Types of Assisted Living in New Mexico
For general assisted living, New Mexico has options available for folks who need some help with every day life. This includes help with a few daily tasks, occasional nursing care, room and board, and any additional services that may be offered by a particular facility.
If one requires additional care, such as memory care, there are also options available. Memory care, for instance to assist those living with dementia or suffering from Alzheimer’s disease, requires extra precautions such as extra security. Locked doors with a buzzer system can help a great deal in preventing a resident from wandering off and getting confused and lost, and memory care units also require additional disclosures and planning, and staff who are experienced in dealing with the additional needs.
In additional to extra training, and a more secure facility, there must always be at least one staff member present and awake around the clock in a memory care unit.

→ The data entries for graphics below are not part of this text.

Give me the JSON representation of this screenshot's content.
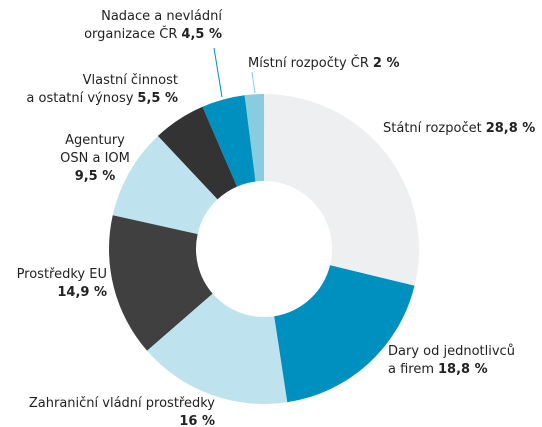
{
  "chart_data": {
    "type": "donut",
    "categories": [
      "Státní rozpočet",
      "Dary od jednotlivců\na firem",
      "Zahraniční vládní prostředky\n",
      "Prostředky EU\n",
      "Agentury\nOSN a IOM\n",
      "Vlastní činnost\na ostatní výnosy",
      "Nadace a nevládní\norganizace ČR",
      "Místní rozpočty ČR"
    ],
    "values": [
      28.8,
      18.8,
      16,
      14.9,
      9.5,
      5.5,
      4.5,
      2
    ],
    "value_labels": [
      "28,8 %",
      "18,8 %",
      "16 %",
      "14,9 %",
      "9,5 %",
      "5,5 %",
      "4,5 %",
      "2 %"
    ],
    "colors": [
      "#eeeff0",
      "#0090bf",
      "#bfe3ee",
      "#404040",
      "#bfe3ee",
      "#333333",
      "#0090bf",
      "#88cce0"
    ]
  }
}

Requirements for Moving in or Moving Out
Initial assessment information: It’s important to have a thorough initial assessment, and this is a standard procedure across the country, although the specifics of the assessment can vary – some use standardizes questionnaires, some require a visit to a physician, and so forth. The goal of an initial assessment is to determine the specific levels of care that an individual needs. This helps to put together an effective plan of care, and most important to ensure that the facility is a good fit.
One a resident has moved into a facility, there are certain things that could require them to move out. Typically, if their needs increase, and are no longer able to be met, they’ll be required to seek an alternative living situation. Furthermore, if they have severe pressure sores, or require restraints, a ventilator, or long-term and regular nursing care, they won’t be suited to live in a standard assisted living facility and should seek out a more thorough nursing home.
General Information About Care
Bathroom requirements: These requirements can vary from facility to facility, so the best bet is to ask them how many washrooms are available and what the ratios are like. The more privacy, the better.
Medication handling: A resident will administer their own medication unless they require assistance. They need to give permission, in writing, to a registered and licensed staff member who is trained for administering medication before staff are permitted to assist.
Fire and Safety information: There needs to be a smoke detector at least every 30 feet, and in multiple rooms in each unit, on every floor of the building.
Staff Training and Requirements
Staff members must be of legal age, and complete special training along with their first two 8 hour shifts being fully supervised before they can work directly with residents without any supervision. Also, there’s a background check that is required that ensures a care giver doesn’t have a criminal past. There’s an extra dozen hours worth of training, as well, for those who are working with the most vulnerable of residents in memory care in New Mexico that suffer from dementia and Alzheimer’s, since these conditions carry their own struggles and challenges that a care giver needs to understand, not to mention the additional risks.
Medicaid for Assisted Living in New Mexico and Additional Information
For more information, we recommend finding a facility in your city or in the city you’re considering and asking them about their specific philosophies and general practices, and you can also reach out to the Health Facility Licensing and Certification Board which is a part of the New Mexico Department of Health.
For those who need financial assistance, there is a Medicaid waiver available for assisted living. It is a flat fee, so you may need to budget accordingly. You can reach out to them to see what kind of funding levels are available, and then look for facilities in that range that also meet all of the needs of the potential resident.